🤖 AI Summary
To address the limited generalizability and robustness of high-level policies in real-time bipedal gait generation over complex terrain, this paper proposes a terrain-aware hierarchical reinforcement learning framework. Methodologically: (1) A CNN-VAE is designed to extract low-dimensional, disentangled terrain latent representations, with the first systematic analysis of latent dimensionality’s impact on policy performance; (2) Historical latent sequences are fused with a reduced-order dynamical model to construct a lightweight, informative state representation; (3) Knowledge distillation from depth images to the latent space enables alignment between simulation and real-world sensor data.
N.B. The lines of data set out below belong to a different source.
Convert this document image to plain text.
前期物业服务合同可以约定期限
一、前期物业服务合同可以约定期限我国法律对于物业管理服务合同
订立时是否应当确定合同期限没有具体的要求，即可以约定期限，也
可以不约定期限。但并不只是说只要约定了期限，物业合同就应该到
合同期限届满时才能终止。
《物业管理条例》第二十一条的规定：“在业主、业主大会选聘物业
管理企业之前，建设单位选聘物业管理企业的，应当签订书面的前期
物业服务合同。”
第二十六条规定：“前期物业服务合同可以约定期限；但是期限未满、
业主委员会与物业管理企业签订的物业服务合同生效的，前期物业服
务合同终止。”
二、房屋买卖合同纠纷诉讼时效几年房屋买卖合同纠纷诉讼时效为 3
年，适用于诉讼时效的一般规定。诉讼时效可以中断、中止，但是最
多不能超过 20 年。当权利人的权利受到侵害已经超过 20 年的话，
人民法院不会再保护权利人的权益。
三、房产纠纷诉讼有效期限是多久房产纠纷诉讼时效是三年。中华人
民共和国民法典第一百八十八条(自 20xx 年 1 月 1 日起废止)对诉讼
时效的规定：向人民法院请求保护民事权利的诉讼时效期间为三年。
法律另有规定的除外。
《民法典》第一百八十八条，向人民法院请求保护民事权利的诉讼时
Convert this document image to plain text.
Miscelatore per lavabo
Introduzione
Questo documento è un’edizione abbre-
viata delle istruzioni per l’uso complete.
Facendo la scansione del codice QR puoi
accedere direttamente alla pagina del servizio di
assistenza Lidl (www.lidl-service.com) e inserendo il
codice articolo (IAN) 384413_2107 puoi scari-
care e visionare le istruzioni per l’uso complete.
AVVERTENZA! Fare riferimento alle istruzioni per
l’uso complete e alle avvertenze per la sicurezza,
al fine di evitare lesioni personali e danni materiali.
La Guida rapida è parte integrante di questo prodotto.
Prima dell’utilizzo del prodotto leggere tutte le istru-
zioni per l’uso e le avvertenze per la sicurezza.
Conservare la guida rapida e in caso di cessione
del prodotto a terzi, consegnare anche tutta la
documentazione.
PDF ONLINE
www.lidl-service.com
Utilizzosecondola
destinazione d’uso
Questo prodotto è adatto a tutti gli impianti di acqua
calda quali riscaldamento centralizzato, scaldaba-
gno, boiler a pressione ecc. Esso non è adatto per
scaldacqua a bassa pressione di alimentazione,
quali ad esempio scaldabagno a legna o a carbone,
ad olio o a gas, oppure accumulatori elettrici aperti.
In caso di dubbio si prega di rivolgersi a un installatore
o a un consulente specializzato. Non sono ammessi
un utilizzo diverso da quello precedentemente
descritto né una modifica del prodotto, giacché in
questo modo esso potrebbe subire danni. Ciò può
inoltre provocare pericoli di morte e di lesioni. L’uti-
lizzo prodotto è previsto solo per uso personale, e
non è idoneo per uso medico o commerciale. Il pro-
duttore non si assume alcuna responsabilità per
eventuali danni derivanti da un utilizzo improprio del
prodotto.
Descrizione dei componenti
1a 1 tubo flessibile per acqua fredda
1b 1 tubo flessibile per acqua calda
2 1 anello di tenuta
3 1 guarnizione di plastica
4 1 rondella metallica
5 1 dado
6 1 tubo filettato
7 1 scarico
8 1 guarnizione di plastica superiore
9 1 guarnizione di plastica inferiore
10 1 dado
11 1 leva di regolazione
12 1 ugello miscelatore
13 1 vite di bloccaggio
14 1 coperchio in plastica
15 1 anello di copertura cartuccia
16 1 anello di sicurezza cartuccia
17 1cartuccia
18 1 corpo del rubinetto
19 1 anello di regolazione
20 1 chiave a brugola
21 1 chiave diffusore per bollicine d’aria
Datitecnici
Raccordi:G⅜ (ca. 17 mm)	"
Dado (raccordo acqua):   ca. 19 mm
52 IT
Evaluated in Agility Robotics’ high-fidelity simulation under realistic conditions—including sensor noise, state estimation errors, and actuator dynamics—the framework significantly improves policy generalization and real-time execution capability. Preliminary hardware validation further confirms its feasibility for real-world deployment.
📝 Abstract
This work introduces a hierarchical strategy for terrain-aware bipedal locomotion that integrates reduced-dimensional perceptual representations to enhance reinforcement learning (RL)-based high-level (HL) policies for real-time gait generation. Unlike end-to-end approaches, our framework leverages latent terrain encodings via a Convolutional Variational Autoencoder (CNN-VAE) alongside reduced-order robot dynamics, optimizing the locomotion decision process with a compact state. We systematically analyze the impact of latent space dimensionality on learning efficiency and policy robustness. Additionally, we extend our method to be history-aware, incorporating sequences of recent terrain observations into the latent representation to improve robustness. To address real-world feasibility, we introduce a distillation method to learn the latent representation directly from depth camera images and provide preliminary hardware validation by comparing simulated and real sensor data. We further validate our framework using the high-fidelity Agility Robotics (AR) simulator, incorporating realistic sensor noise, state estimation, and actuator dynamics. The results confirm the robustness and adaptability of our method, underscoring its potential for hardware deployment.